NPWS staff Peter LeBreton and Andrew Lugg taking details of a bottle-nosed dolphin, one of three found dead in the Clarence River upstream of Grafton.
NPWS staff Peter LeBreton and Andrew Lugg taking details of a bottle-nosed dolphin, one of three found dead in the Clarence River upstream of Grafton. Contributed

Dolphin deaths remain a mystery

THE cause of death of three dolphins found dead on the Clarence riverbank at Seelands remains a mystery.

The Examiner has received numerous calls in the past fortnight about up to eight dolphins swimming in two pods between Memorial Park and Corcoran Park, Grafton.

The sad news about the deaths was confirmed by Lawrence Orel from National Parks and Wildlife, who said one female and two male adults had been found on the reedy banks of Seelands at the weekend.

"A resident in the Seelands area notified us about them," Mr Orel said. "There is no apparent cause as to why they have died."

He said NPWS officers would take samples from the carcasses this week and were hoping analysis might shed some light on the deaths.

"We know dolphins can tolerate fresh water for short periods but can't tolerate it for long periods," Mr Orel said.

Considering the reports of dolphins in Grafton up to a fortnight ago, Mr Orel said the most likely cause of death was the mammals' intolerance to fresh water.

"We don't know why they didn't move back down river … there was no evidence of injury, of boat strike or propeller strike," he said.

Mr Orel said prolonged exposure to fresh water caused problems with dolphins' skin, including infections which led to very pale, light-grey colouring and even the skin peeling away.

"The complications of skin peeling away then lead to internal dehydration which, like in humans, makes them more debilitated."

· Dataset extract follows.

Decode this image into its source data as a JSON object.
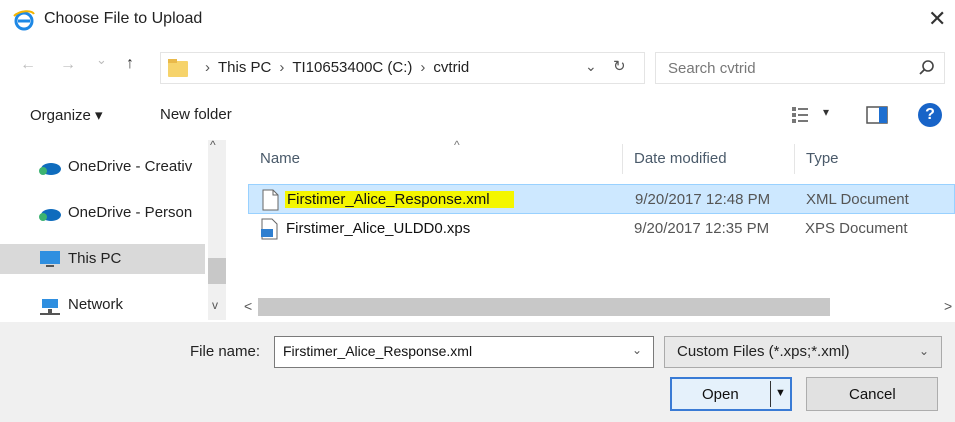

From this point it was a "very slippery slope", Mr Orel said, because dolphins may struggle to catch prey, their only source of moisture, if they were not fit.

He said the time between a skin infection in a dolphin and death could be three to four days if they remained in fresh water.

"The animals looked as though they had been dead for a couple of days at least; they were quite bloated and were too decomposed to be able to show evidence of this (skin infection)."

Could they have starved?

"It's possible they starved but it's not the most likely possibility," he said.

The carcasses remained on the riverbank as they were too big to move, Mr Orel said.

Long-time Clarence Valley residents yesterday said dolphins and sharks had been seen as far up the river as Copmanhurst in times of high salinity.